Obudziłam się i poszłam na śniadanie. Mama już siedziała, a taty nie było. Już go nie widuję w ogóle !
- Cześć, mamuś - powiedziałam z uśmiechem.
- Witaj, Jula - mama też się uśmiechnęła, ale widziałam, że coś jest nie tak.
- Mamo, co jest?
- Nie ważne, nie chcę Cię martwić.
- Mamo, mów ! - wydarłam się.
- Chyba złożę pozew o rozwód - powiedziała mama cicho - Taty ciągle nie ma. Już go nie widuję. Wraca tylko na noc, ale wtedy śpi. Ale nie chcę tego robić, bo nie będę miała z czego nas utrzymać i sąd da Cię tacie.
- Mamo ! Poradzimy sobie. Ja już trochę mam na koncie. - powiedziałam i przytuliłam ją
- Kocham Cię, skarbie. Ale nie jesteś smutna, że chcę się rozwieść z tatą?

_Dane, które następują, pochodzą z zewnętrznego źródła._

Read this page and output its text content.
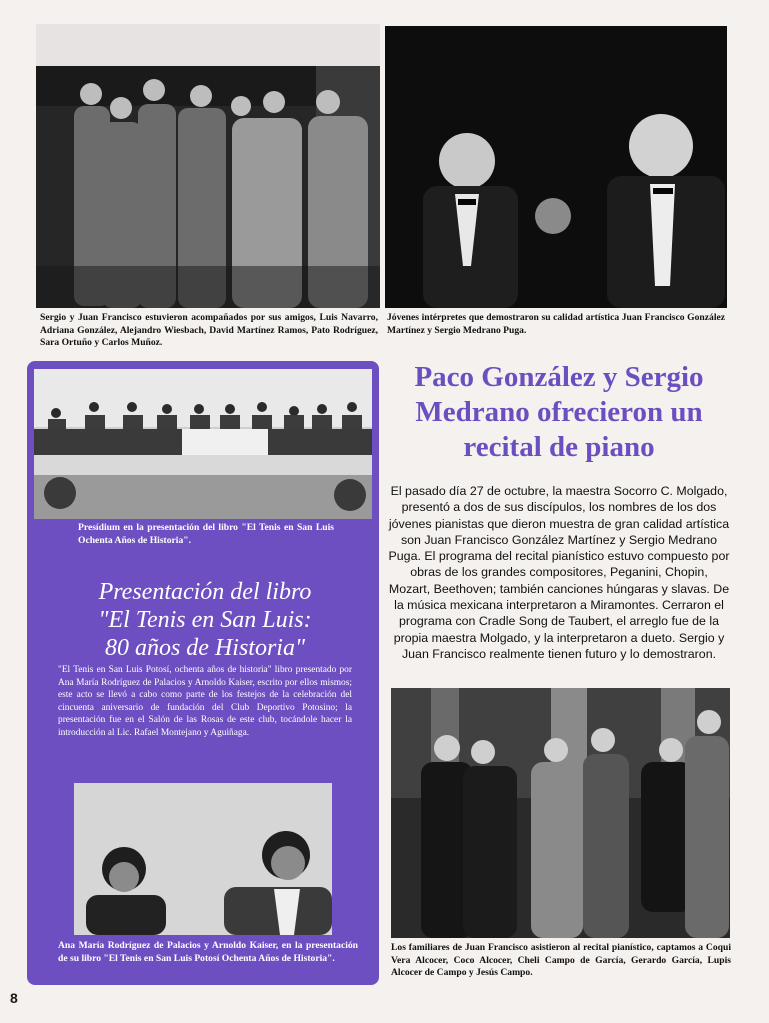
Sergio y Juan Francisco estuvieron acompañados por sus amigos, Luis Navarro, Adriana González, Alejandro Wiesbach, David Martínez Ramos, Pato Rodríguez, Sara Ortuño y Carlos Muñoz.
Jóvenes intérpretes que demostraron su calidad artística Juan Francisco González Martínez y Sergio Medrano Puga.
Presídium en la presentación del libro "El Tenis en San Luis Ochenta Años de Historia".
Presentación del libro
"El Tenis en San Luis:
80 años de Historia"
"El Tenis en San Luis Potosí, ochenta años de historia" libro presentado por Ana María Rodríguez de Palacios y Arnoldo Kaiser, escrito por ellos mismos; este acto se llevó a cabo como parte de los festejos de la celebración del cincuenta aniversario de fundación del Club Deportivo Potosino; la presentación fue en el Salón de las Rosas de este club, tocándole hacer la introducción al Lic. Rafael Montejano y Aguiñaga.
Ana María Rodríguez de Palacios y Arnoldo Kaiser, en la presentación de su libro "El Tenis en San Luis Potosí Ochenta Años de Historia".
Paco González y Sergio
Medrano ofrecieron un
recital de piano
El pasado día 27 de octubre, la maestra Socorro C. Molgado, presentó a dos de sus discípulos, los nombres de los dos jóvenes pianistas que dieron muestra de gran calidad artística son Juan Francisco González Martínez y Sergio Medrano Puga. El programa del recital pianístico estuvo compuesto por obras de los grandes compositores, Peganini, Chopin, Mozart, Beethoven; también canciones húngaras y slavas. De la música mexicana interpretaron a Miramontes. Cerraron el programa con Cradle Song de Taubert, el arreglo fue de la propia maestra Molgado, y la interpretaron a dueto. Sergio y Juan Francisco realmente tienen futuro y lo demostraron.
Los familiares de Juan Francisco asistieron al recital pianístico, captamos a Coqui Vera Alcocer, Coco Alcocer, Cheli Campo de García, Gerardo García, Lupis Alcocer de Campo y Jesús Campo.
8
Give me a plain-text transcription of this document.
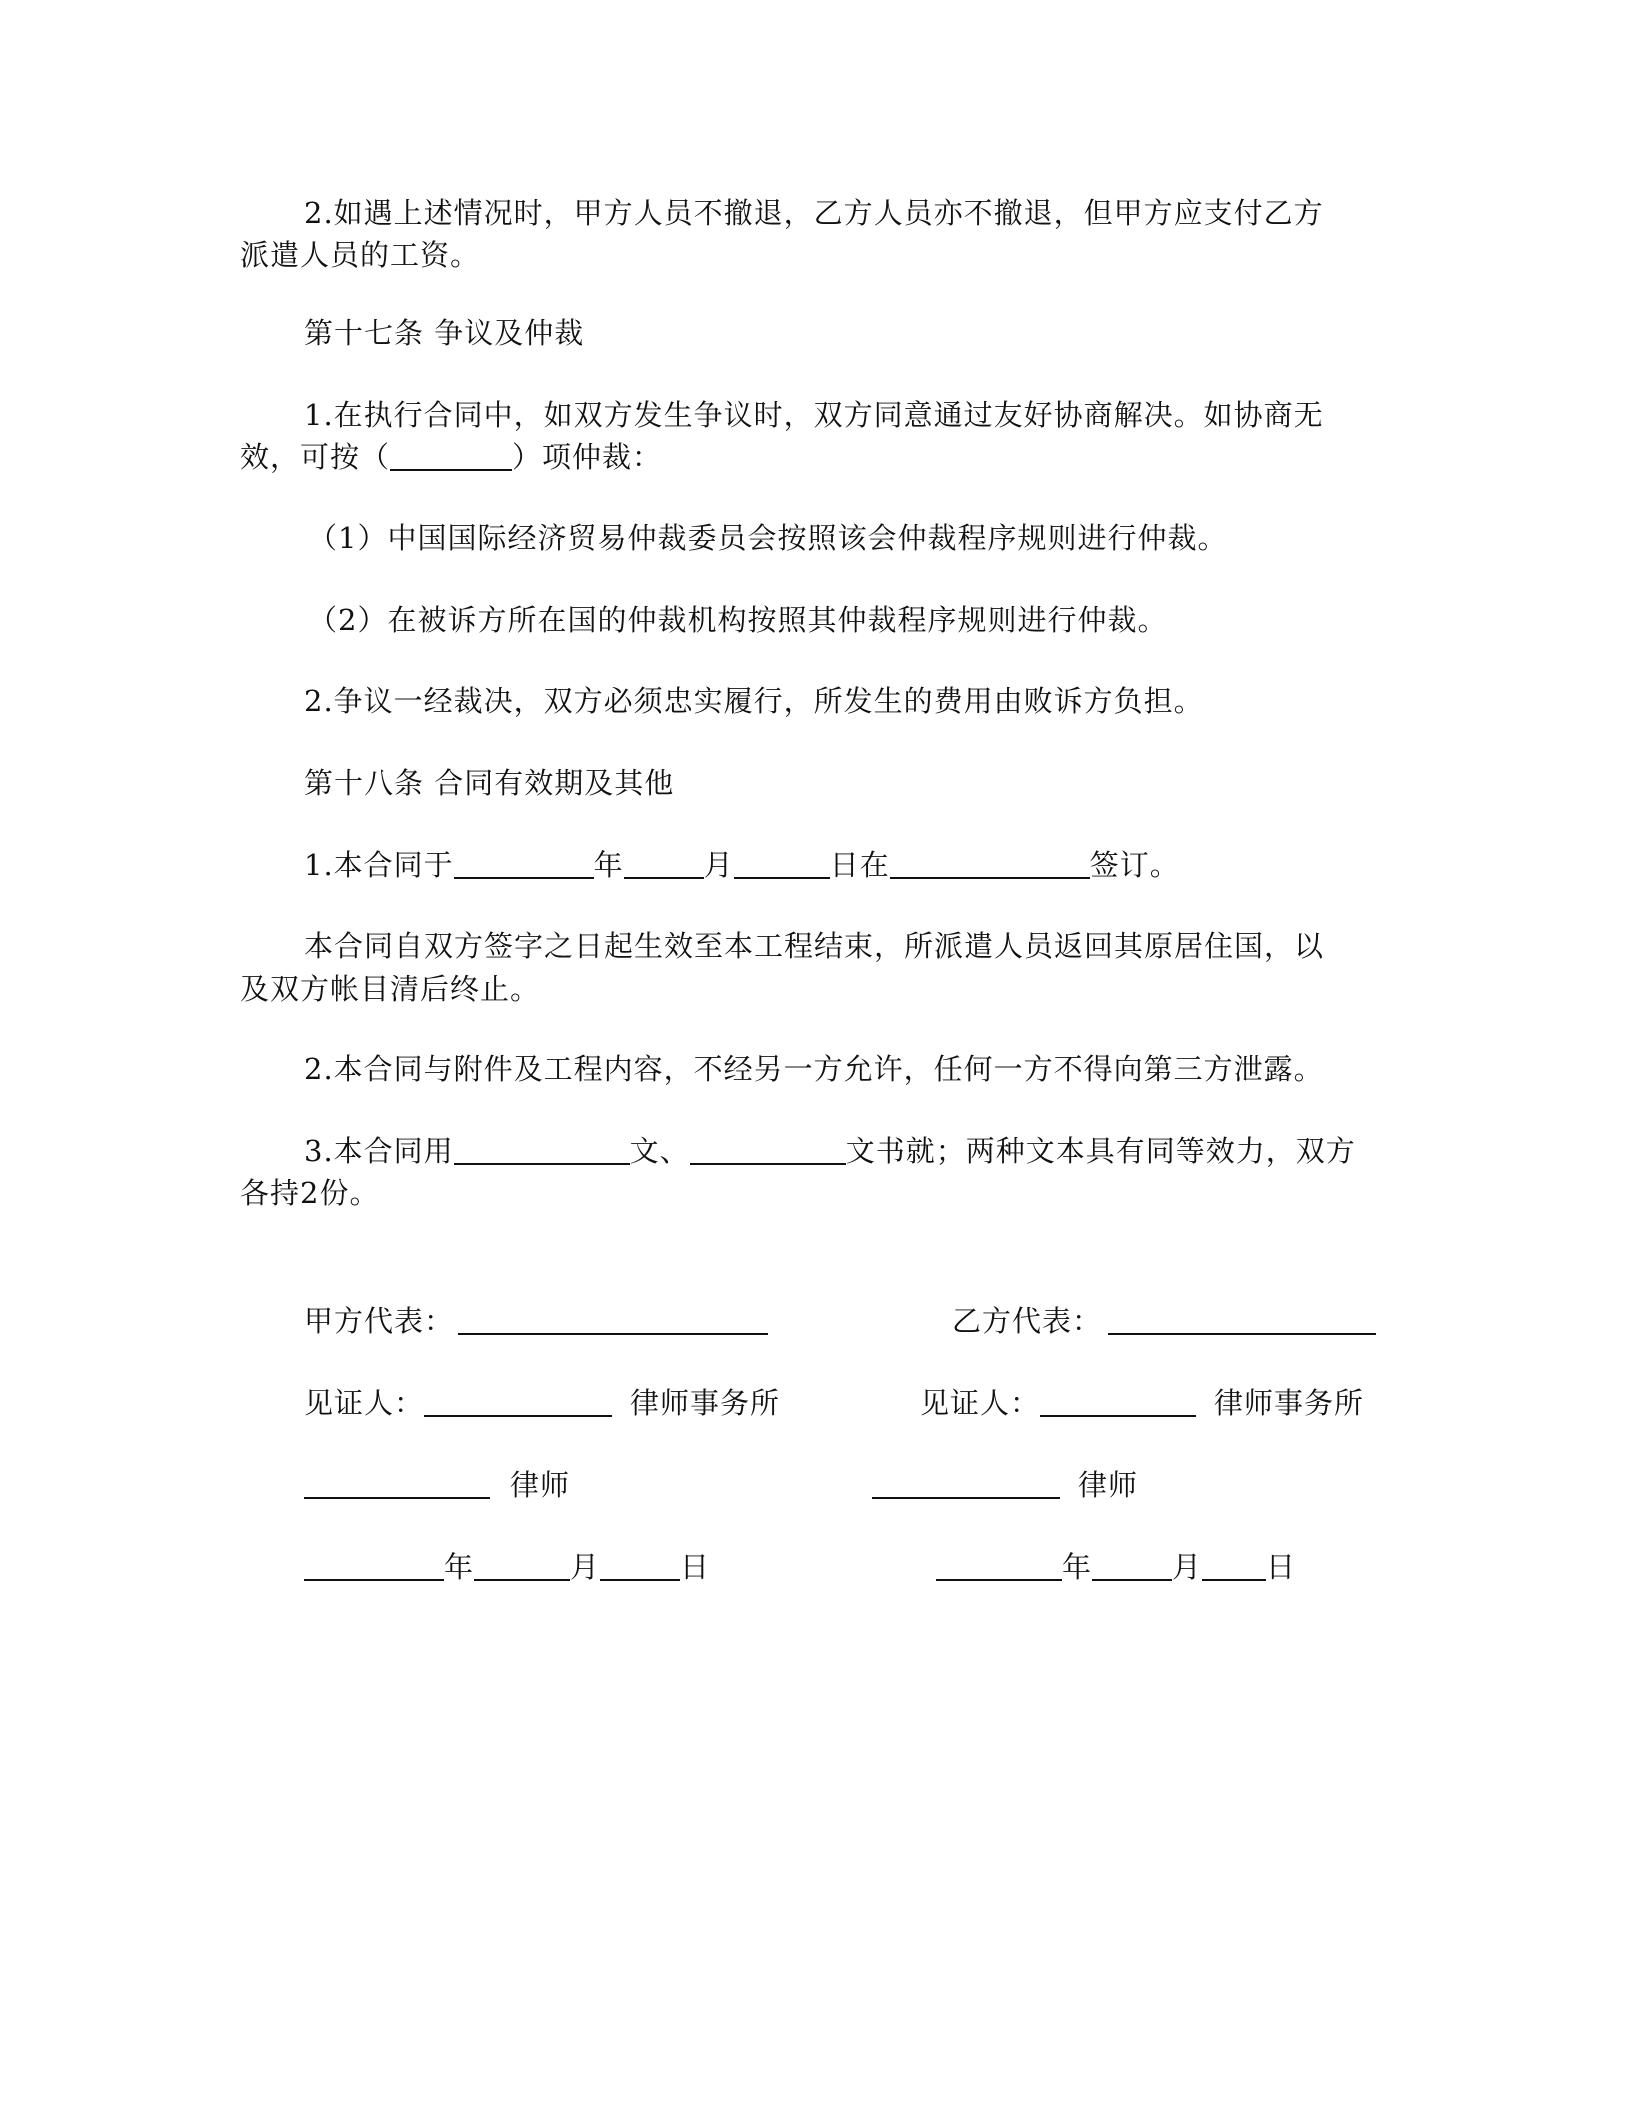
2.如遇上述情况时，甲方人员不撤退，乙方人员亦不撤退，但甲方应支付乙方
派遣人员的工资。
第十七条 争议及仲裁
1.在执行合同中，如双方发生争议时，双方同意通过友好协商解决。如协商无
效，可按（	）项仲裁：
（1）中国国际经济贸易仲裁委员会按照该会仲裁程序规则进行仲裁。
（2）在被诉方所在国的仲裁机构按照其仲裁程序规则进行仲裁。
2.争议一经裁决，双方必须忠实履行，所发生的费用由败诉方负担。
第十八条 合同有效期及其他
1.本合同于	年	月	日在	签订。
本合同自双方签字之日起生效至本工程结束，所派遣人员返回其原居住国，以
及双方帐目清后终止。
2.本合同与附件及工程内容，不经另一方允许，任何一方不得向第三方泄露。
3.本合同用	文、	文书就；两种文本具有同等效力，双方
各持2份。
甲方代表：	乙方代表：
见证人：	律师事务所	见证人：	律师事务所
律师	律师
年	月	日	年	月 日
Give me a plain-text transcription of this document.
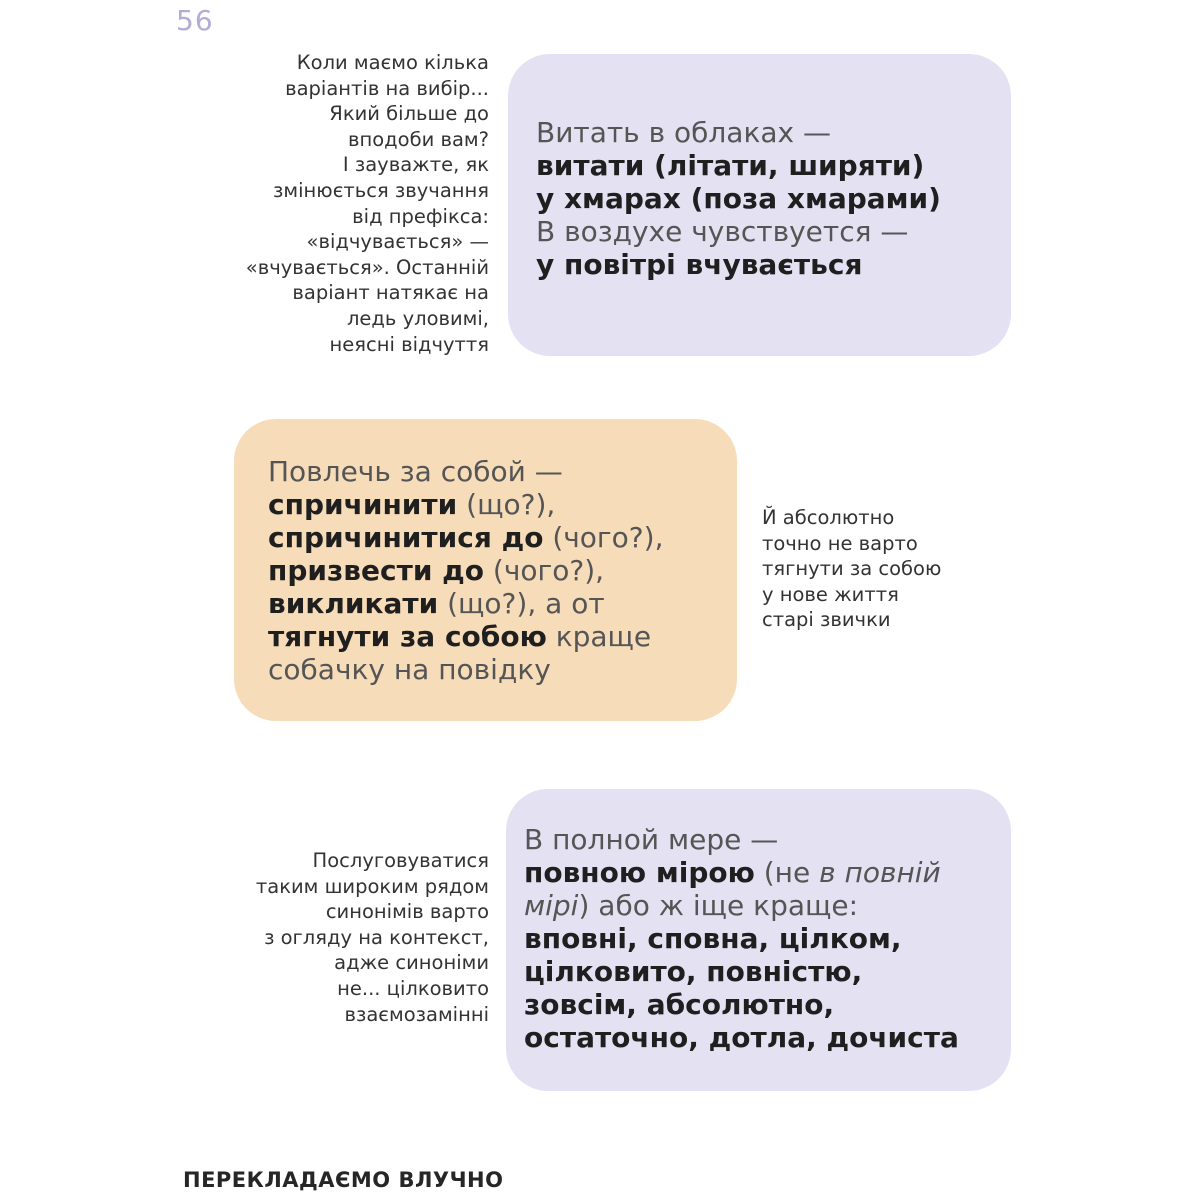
56
Коли маємо кілька
варіантів на вибір...
Який більше до
вподоби вам?
І зауважте, як
змінюється звучання
від префікса:
«відчувається» —
«вчувається». Останній
варіант натякає на
ледь уловимі,
неясні відчуття
Витать в облаках —
витати (літати, ширяти)
у хмарах (поза хмарами)
В воздухе чувствуется —
у повітрі вчувається
Повлечь за собой —
спричинити (що?),
спричинитися до (чого?),
призвести до (чого?),
викликати (що?), а от
тягнути за собою краще
собачку на повідку
Й абсолютно
точно не варто
тягнути за собою
у нове життя
старі звички
Послуговуватися
таким широким рядом
синонімів варто
з огляду на контекст,
адже синоніми
не... цілковито
взаємозамінні
В полной мере —
повною мірою (не в повній
мірі) або ж іще краще:
вповні, сповна, цілком,
цілковито, повністю,
зовсім, абсолютно,
остаточно, дотла, дочиста
ПЕРЕКЛАДАЄМО ВЛУЧНО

- Nie. Ja też go nie widuję. To będzie dla mnie bez żadnej różnicy.
- To teraz mam coś lepszego dla Ciebie. Może Zuzia mogłaby Cię jutro odwiedzić? Jest końcówa wakacji. Może też wziąć tego swojego chłopaka.
- Świetnie ! Zaraz do niej zadzwonię.
- Nie trzeba. Już gadałam z panią Magdą. Jutro rano będą już tutaj.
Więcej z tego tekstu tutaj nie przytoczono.